# Astro turf



## Ace (Feb 20, 2006)

what are peoples views on using astro turf as a alternative to repti carpet? due to these bloody damp flies i decided i would try changing the substrate in some of my tanks to stop them laying eggs/maggots hatching. i would use repti carpet but it has looped fibres so isnt really suitable for geckos. i have decided to go with 9mm astroturf (non sanded type) just wondered what other peoples views are. it holds the humidity remarkably better than i expected it too.


----------



## mutt (Jul 5, 2005)

hi ace, i notice a lot of the yank websites recommend using astro turf for their reptiles etc etc, i think its a good idea, the only thing bad that i can see happening is when it starts to get a bit chewed up around the edges etc, but if the yanks use it, then it must be good (mustnt it?) apart from that not a clue...................sorry


----------



## Andyman (May 16, 2005)

Do they still lay eggs even in the repti carpets you can buy ? :shock:


----------



## Ace (Feb 20, 2006)

no i always put laying boxes in regardless of thier substrate. (makes finding the eggs easier).


----------



## gizbo (Apr 28, 2006)

I use astro turf for my iggy found it alot easier to clean and just have to check the edges when i clean him out upto yet i haven't found any problems with it except whe iggy is having his digging sessionit tends to come up really easily so i've used some double sided carpet tape so it makes it harder for him to lift.
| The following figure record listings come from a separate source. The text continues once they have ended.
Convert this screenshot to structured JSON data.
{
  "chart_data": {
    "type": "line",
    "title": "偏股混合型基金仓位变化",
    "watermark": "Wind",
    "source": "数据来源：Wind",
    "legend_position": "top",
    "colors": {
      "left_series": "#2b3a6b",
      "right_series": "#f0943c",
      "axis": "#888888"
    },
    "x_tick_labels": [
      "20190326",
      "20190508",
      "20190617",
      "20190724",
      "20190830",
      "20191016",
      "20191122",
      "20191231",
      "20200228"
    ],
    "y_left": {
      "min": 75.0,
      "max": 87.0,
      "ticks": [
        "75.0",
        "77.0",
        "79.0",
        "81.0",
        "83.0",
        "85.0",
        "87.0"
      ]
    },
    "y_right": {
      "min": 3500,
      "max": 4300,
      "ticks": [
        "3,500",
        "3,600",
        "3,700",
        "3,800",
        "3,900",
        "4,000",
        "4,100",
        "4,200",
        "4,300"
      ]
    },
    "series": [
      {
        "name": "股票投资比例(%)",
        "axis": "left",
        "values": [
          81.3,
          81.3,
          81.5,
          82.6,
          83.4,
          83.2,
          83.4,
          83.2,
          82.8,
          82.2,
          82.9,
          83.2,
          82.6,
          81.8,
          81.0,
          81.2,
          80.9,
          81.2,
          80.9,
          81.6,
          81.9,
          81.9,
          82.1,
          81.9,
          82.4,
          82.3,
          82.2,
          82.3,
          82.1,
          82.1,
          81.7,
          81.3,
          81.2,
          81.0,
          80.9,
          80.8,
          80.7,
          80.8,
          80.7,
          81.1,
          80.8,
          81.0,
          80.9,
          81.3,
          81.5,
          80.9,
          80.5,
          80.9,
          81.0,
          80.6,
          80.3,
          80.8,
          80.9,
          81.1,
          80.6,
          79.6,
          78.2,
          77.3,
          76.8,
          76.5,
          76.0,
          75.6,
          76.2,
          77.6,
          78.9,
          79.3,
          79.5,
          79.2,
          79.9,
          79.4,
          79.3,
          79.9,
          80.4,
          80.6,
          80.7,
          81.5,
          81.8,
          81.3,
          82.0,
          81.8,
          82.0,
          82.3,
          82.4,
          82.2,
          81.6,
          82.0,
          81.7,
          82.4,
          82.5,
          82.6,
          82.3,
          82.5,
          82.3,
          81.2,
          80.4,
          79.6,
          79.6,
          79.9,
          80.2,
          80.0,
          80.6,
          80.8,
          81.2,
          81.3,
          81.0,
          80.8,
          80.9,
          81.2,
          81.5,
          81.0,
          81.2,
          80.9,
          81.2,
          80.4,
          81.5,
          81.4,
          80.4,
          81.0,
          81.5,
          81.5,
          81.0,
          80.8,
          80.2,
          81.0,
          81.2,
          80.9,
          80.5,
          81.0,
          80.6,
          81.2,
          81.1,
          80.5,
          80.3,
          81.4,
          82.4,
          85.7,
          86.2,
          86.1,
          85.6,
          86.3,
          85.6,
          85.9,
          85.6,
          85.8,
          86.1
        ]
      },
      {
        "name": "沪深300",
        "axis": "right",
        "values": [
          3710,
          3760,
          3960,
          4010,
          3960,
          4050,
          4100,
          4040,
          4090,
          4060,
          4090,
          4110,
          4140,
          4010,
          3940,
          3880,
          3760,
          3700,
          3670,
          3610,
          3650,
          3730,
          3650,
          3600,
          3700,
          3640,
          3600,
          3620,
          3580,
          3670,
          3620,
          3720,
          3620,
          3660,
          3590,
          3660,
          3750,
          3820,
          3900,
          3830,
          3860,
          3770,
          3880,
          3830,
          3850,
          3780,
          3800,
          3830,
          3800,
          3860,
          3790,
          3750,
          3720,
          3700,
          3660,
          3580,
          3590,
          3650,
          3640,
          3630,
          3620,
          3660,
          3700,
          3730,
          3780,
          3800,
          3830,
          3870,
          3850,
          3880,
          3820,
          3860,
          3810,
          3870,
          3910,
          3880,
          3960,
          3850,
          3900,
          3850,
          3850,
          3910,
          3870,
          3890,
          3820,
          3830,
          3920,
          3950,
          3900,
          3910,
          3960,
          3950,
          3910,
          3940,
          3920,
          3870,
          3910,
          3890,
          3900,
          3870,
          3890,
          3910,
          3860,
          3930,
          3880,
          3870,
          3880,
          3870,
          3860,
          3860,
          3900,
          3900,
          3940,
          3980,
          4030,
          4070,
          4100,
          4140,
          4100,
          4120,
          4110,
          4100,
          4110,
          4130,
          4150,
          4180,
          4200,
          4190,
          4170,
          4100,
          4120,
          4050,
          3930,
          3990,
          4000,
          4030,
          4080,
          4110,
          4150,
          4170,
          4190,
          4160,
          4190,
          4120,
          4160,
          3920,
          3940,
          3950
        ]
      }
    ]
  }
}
I coudnt tell you about eggs as mine is a male and the only other viv i have used it in is my cham and again male. I've been using it for past 4 months and it has stood upto the tests upto now


----------



## mutt (Jul 5, 2005)

so its well worth it then gizbo as i am considering getting it for my wd


----------



## gizbo (Apr 28, 2006)

it was defo the best thing I did in my vivs because I was a bit stuck when it came to substate for my chams because of the bits, I did try reptile carpet but he kept getting his feet stuck in the loops but upto yet he quite likes the astro turf and was no probs with humidity and like I said hell of alot cleaner just hose it down with abit of disinfectant and does the job. Upto now i swear by it was abit expensive but worth it in long run


----------



## mutt (Jul 5, 2005)

thanks gizbo for replying ref astro turf, will have to have a look at that


----------



## cornsnakeman (Feb 2, 2006)

I tried using astroturf as a substitue for grass, but I just couldnt ge t to light!


----------



## mutt (Jul 5, 2005)

cornsnakeman said:


> I tried using astroturf as a substitue for grass, but I just couldnt ge t to light!


 :rotfl: :roll: excellent :lol:


----------